There ain't much difference between winnin' and losin', except for how the outside world treats you. But inside you, it's about all the same. It really is. Fact of the matter is, I believe that our only curses are the ones that are self-imposed. You know what I'm sayin'? We, all of us, dig our own holes.
-Coach Gary Gaines
Friday Night Lights
I've been fortunate to spend the last several days completely "unplugged." No emails, Facebook, Twitter or even as much as checking in with my BSD family to learn about the headlines of the day. Based on the dark clouds that have hung over State College for months, I assumed I would return to some unpleasant news. However, I wasn't fully prepared to learn that Silas Redd, Penn State's best player heading into the season, would suddenly now be a USC Trojan. Not only that, but others were on their way out, with several more impact players on the fence. If nothing else, it made me finally come to the realization that Penn State football was just about to begin a long road to recovery.
It would be preferable if this realization never had to take place. I could just imagine counting down the days to the start of college football season like all the ones that have come before it-- dreaming up scenarios that lead me to believe that this would be THE TEAM that somehow always found a way to win, and keep it going until they find themselves at 14-0 and hoisting the elusive crystal football. Most importantly, it would be nice that it was just another "normal" football season because it would mean there were no victims who had to suffer an unimaginable fate. Penn State football would still be that brief weekly three-hour window of escapism, where none of your other problems mattered and the worse thing that can happen is that the good guys in blue and white score less points than the team across the field.
Sadly, this isn't a bad dream that we can wake up from. The victims will forever have to live with the atrocious acts that can't be wiped away. We will all have to live with the shame that a man we held in such high-regard as a respected member of the community preyed on innocent children for years, while we obliviously debated quarterback rotations and non-conference schedules.

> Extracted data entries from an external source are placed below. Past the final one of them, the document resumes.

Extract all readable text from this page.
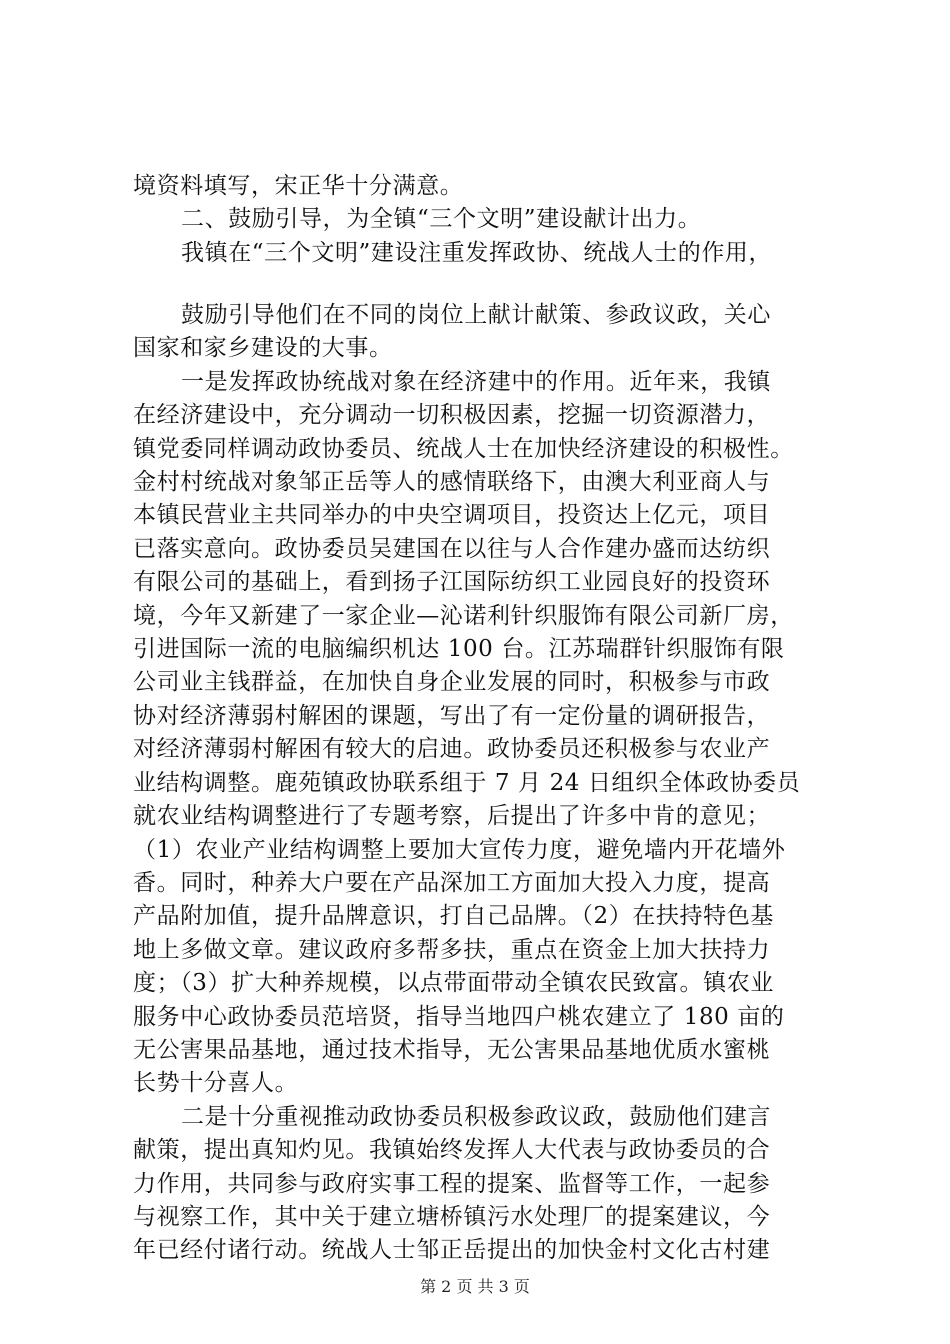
境资料填写，宋正华十分满意。
二、鼓励引导，为全镇“三个文明”建设献计出力。
我镇在“三个文明”建设注重发挥政协、统战人士的作用，
鼓励引导他们在不同的岗位上献计献策、参政议政，关心
国家和家乡建设的大事。
一是发挥政协统战对象在经济建中的作用。近年来，我镇
在经济建设中，充分调动一切积极因素，挖掘一切资源潜力，
镇党委同样调动政协委员、统战人士在加快经济建设的积极性。
金村村统战对象邹正岳等人的感情联络下，由澳大利亚商人与
本镇民营业主共同举办的中央空调项目，投资达上亿元，项目
已落实意向。政协委员吴建国在以往与人合作建办盛而达纺织
有限公司的基础上，看到扬子江国际纺织工业园良好的投资环
境，今年又新建了一家企业—沁诺利针织服饰有限公司新厂房，
引进国际一流的电脑编织机达 100 台。江苏瑞群针织服饰有限
公司业主钱群益，在加快自身企业发展的同时，积极参与市政
协对经济薄弱村解困的课题，写出了有一定份量的调研报告，
对经济薄弱村解困有较大的启迪。政协委员还积极参与农业产
业结构调整。鹿苑镇政协联系组于 7 月 24 日组织全体政协委员
就农业结构调整进行了专题考察，后提出了许多中肯的意见；
（1）农业产业结构调整上要加大宣传力度，避免墙内开花墙外
香。同时，种养大户要在产品深加工方面加大投入力度，提高
产品附加值，提升品牌意识，打自己品牌。（2）在扶持特色基
地上多做文章。建议政府多帮多扶，重点在资金上加大扶持力
度；（3）扩大种养规模，以点带面带动全镇农民致富。镇农业
服务中心政协委员范培贤，指导当地四户桃农建立了 180 亩的
无公害果品基地，通过技术指导，无公害果品基地优质水蜜桃
长势十分喜人。
二是十分重视推动政协委员积极参政议政，鼓励他们建言
献策，提出真知灼见。我镇始终发挥人大代表与政协委员的合
力作用，共同参与政府实事工程的提案、监督等工作，一起参
与视察工作，其中关于建立塘桥镇污水处理厂的提案建议，今
年已经付诸行动。统战人士邹正岳提出的加快金村文化古村建
第 2 页 共 3 页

Regardless of your thoughts on the fairness of the sanctions handed down by the NCAA, the Penn State football program will be practically starting from scratch during the next few years. Things will only get much worse on and off-the-field before much hope returns. And I'm not going to lose any sleep over it. Because at the end of the day, the joy being part of the Penn State community is better than any type of joy brought by winning a few football games.
Football is what drew me to Penn State, but it is not the thing that has kept me as part of the Penn State community. Since my first trip to State College for ArtsFest in 1995, I've witnessed countless things that have demonstrated the uniqueness and generosity of the Penn State community. I've seen fans organize a touching tribute to Virginia Tech just days after the tragic shooting in 2007. Every spring I get to witness a group of students dance on the field, absolutely giddy with the fact that they helped raise eight figures to fight pediatric cancer. I was blown away by talking with some of the students involved with THON to learn that it's not just a philanthropic weekend, but a year-long commitment to help find the cure. When my father and I attended the 2010 Penn State-Kent State game, he wore a KSU ball cap to support his alma mater. We couldn't go more than two minutes without a Penn Stater stopping us to ask how we were enjoying State College and if there was anything they could do to help accommodate us. I've been welcomed with open arms by perfect strangers to join their tailgates, and had food practically shoved in my mouth. Last fall, a group of students that I had just met hosted me for the Illinois game so that I could get the experience of camping out in front of Beaver Stadium and sitting front row of the student section, just because they wanted to share the experience with a fellow Nittany Lion fan that attended school elsewhere.
I could continue to write for hours about these type of experiences, but the bottom line is that the pull of being a Penn State fan doesn't have much to do with wins and losses. It has everything to do with being part of a community where people genuinely care for one another-- something that is too-often lacking in our society.
Watching a Penn State victory certainly makes for a more satisfying Saturday. But it doesn't need to be what defines us as a community. We all survived The Dark Years, and we can get through the rocky road ahead. There are plenty of nasty, dark clouds above the State College, but that beautiful blue sky is still back there somewhere. We certainly haven't seen the last of it.